At the end Judy is dead, the oldest chimpanzee in Europe, the first primate to arrive at the Parco Natura Viva in Bussolengo, in the province of Verona, in Italy. Judy, who would have turned fifty next year, went to meet Davidino, the dominant male, to greet him, then she lay down under her tree and died.
Her companions, her primates, rhyme with her, try to wake her up, then shelter her and finally the group of chimpanzees launches a request for help to the ethologist who has in the meantime arrived on the public path, towards which they drag lifeless Judy.
A story that moved everyone.
Chinese Mine is driving guinea chimpanzees to extinction
A gigantic iron mine in Guinea threatens to permanently extinguish the chimpanzee, already at risk of extinction, being on the IUCN red list.
Building the necessary infrastructure would cost many animal lives and the destruction of a habitat that is now small and essential for the small number of chimps left.
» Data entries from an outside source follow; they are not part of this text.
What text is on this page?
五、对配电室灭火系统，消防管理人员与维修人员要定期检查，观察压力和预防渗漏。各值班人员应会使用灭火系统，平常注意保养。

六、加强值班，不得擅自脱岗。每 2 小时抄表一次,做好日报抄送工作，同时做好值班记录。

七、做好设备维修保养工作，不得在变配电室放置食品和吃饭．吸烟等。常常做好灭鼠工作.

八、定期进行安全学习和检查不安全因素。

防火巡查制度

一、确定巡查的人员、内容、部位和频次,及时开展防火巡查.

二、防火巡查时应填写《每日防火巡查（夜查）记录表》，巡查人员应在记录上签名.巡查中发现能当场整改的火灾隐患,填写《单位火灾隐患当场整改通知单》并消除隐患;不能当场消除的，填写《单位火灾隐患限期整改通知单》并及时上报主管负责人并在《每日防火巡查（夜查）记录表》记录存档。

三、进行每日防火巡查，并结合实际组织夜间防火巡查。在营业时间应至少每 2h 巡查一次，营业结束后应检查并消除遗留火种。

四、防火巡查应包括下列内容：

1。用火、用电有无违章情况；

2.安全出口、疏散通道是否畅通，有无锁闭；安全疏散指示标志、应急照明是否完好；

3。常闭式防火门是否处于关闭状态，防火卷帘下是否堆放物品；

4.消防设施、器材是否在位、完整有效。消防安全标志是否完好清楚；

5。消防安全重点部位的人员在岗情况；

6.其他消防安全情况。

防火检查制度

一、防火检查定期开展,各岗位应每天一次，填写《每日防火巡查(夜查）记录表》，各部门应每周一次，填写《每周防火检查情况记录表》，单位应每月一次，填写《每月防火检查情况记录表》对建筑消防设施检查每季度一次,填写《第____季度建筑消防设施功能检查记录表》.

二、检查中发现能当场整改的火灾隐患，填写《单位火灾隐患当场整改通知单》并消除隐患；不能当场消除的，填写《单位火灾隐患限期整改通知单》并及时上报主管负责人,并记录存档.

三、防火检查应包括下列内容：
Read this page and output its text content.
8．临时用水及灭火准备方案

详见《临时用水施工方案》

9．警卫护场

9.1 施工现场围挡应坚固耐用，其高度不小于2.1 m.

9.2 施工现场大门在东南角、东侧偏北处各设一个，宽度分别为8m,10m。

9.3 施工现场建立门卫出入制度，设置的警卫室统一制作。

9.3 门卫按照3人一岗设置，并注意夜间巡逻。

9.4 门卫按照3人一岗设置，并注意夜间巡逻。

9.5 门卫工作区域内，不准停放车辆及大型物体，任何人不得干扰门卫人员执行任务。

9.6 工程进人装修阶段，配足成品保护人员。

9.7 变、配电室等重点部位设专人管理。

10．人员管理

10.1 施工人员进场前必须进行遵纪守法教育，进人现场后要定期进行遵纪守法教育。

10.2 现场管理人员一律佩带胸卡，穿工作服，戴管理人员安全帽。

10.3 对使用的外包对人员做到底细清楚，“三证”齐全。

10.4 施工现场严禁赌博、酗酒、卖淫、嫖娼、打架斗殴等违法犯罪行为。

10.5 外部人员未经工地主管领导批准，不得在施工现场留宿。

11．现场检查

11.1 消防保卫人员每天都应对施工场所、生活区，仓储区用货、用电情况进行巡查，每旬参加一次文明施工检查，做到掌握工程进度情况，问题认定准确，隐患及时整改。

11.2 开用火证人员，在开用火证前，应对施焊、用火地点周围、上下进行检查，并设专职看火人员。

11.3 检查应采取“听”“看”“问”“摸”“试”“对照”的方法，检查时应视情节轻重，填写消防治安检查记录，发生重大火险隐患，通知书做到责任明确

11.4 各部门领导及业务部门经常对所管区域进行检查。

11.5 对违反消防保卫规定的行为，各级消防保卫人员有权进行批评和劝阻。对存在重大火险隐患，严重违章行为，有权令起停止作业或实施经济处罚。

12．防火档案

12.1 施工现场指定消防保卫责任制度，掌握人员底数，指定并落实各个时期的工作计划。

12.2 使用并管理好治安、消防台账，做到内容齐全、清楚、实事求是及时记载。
The unexploited iron mine, the largest in the world, is located in the Simandou mountains, and is now owned by China, despite being in Guinea.
The deposits contain more than 8.6 billion tons of iron ore with an average mineral content of 65%. According to the IUCN, in 2016 the population of western chimpanzees decreased by 80% from 1990 to 2014. It is therefore one step away from extinction in the wild.
The entire area of Guinea is home to nearly two-thirds of the remaining 52,800 western chimpanzees estimated to be in the wild,. According to a Reuters analysis of satellite images provided by Planet Labs, extensive tunnel work has been underway for several months.
An image from June 28 shows two main construction areas at either end of the tunnel, connected by a new access road through the mountains. To carry out the construction of the infrastructure, the Chinese must blow up a railway tunnel in what is the habitat for a species of chimpanzee in danger of extinction. Unbelievable but true: it would seem that the permissions would be given.